L’Anti-Œdipe de Gilles Deleuze et Félix Guattari (1972)
Lectures plurielles
Dernière date
17 Juin 2020 - Tours
Gérard GAILLIARD
Dès les premières lignes de ce texte on est frappé par une sensation de foisonnement extrêmement complexe et cette sensation ne se départit jamais tout au long de la lecture. C’est que les éléments de logique habituels – que ce soit à un niveau philosophique ou à un niveau psychanalytique – sont bousculés, parfois renversés. On est d’emblée dans un nouvel ordre de compréhension, un nouveau modèle dans lequel il n’y a pas de séparation entre la pensée et le corps. L’organique et le psychique sont non seulement inséparables, mais ils constituent une seule et même matière.
Et la lecture même est difficile car l’écriture de ce livre se calque sur son sujet. La forme épouse le fond. On est donc obligés de suivre les méandres de l’esprit des auteurs au fur et à mesure de leur développement, des fragments entiers anticipent sur d’autres dans une écriture qui n’est en rien linéaire.
« Ça fonctionne partout, tantôt sans arrêt, tantôt discontinu. Ça respire, ça chauffe, ça mange. Ça chie, ça baise. Quelle erreur d’avoir dit le ça. Partout ce sont des machines, pas du tout métaphoriquement : des machines de machines, avec leurs couplages, leurs connexions. Une machine-organe est branchée sur une machine source : l’une émet un flux, que l’autre coupe. Le sein est une machine qui produit du lait, et la bouche, une machine couplée sur celle-là. La bouche de l’anorexique hésite entre une machine à manger, une machine anale, une machine à parler, une machine à respirer (crise d’asthme). C’est ainsi qu’on est tous bricoleurs ; chacun ses petites machines. Une machine-organe pour une machine-énergie, toujours des flux et des coupures. Le président Schreber a les rayons du ciel dans le cul. Anus solaire. Et soyez sûrs que ça marche ; le président Schreber sent quelque chose, et peut en faire la théorie. Quelque chose se produit : des effets de machine, et non des métaphores. »
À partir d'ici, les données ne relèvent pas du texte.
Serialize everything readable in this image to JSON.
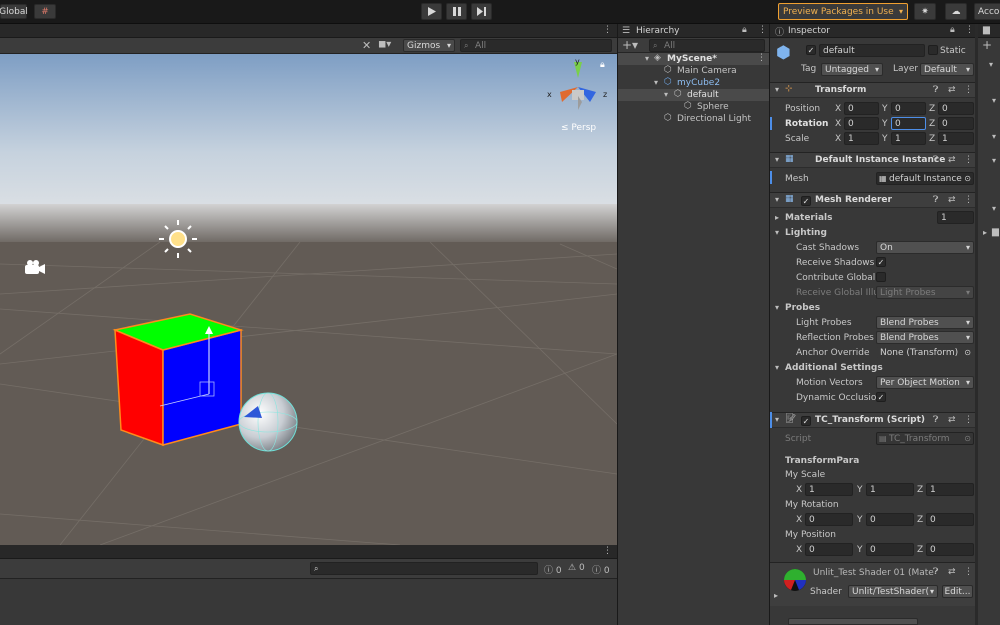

Le point de départ, ce sont donc les « machines », les machines-organes, ou machines désirantes, des machines posées comme « schizophrènes ». La question première et essentielle, qui va parcourir toute l’étude de cette théorie, est, non pas : qu’est-ce que ça veut dire, mais : comment ça marche ? Nous sommes faits de machines connectées les unes sur les autres, qui produisent. Quoi ? Justement la matière dont il était question tout à l’heure, celle de l’organique et du psychisme réunis, à savoir le désir. Qu’est-ce que le désir ? En premier lieu, notons que le désir est du côté de la production, la nature elle-même étant considérée comme un processus de production. À la notion d’inconscient-théâtre de Freud se substitue celle d’inconscient-usine chez Deleuze et Guattari. À chaque stade du processus « économique », il s’agira toujours de productions : productions de productions (actions et passions) ; productions d’enregistrements (distributions et repérages) ; productions de consommations (voluptés, angoisse et douleurs). Le désir circule par flux, qui investissent directement, en tant que réel, l’inconscient comme le socius. Le désir fait couler, coule et coupe.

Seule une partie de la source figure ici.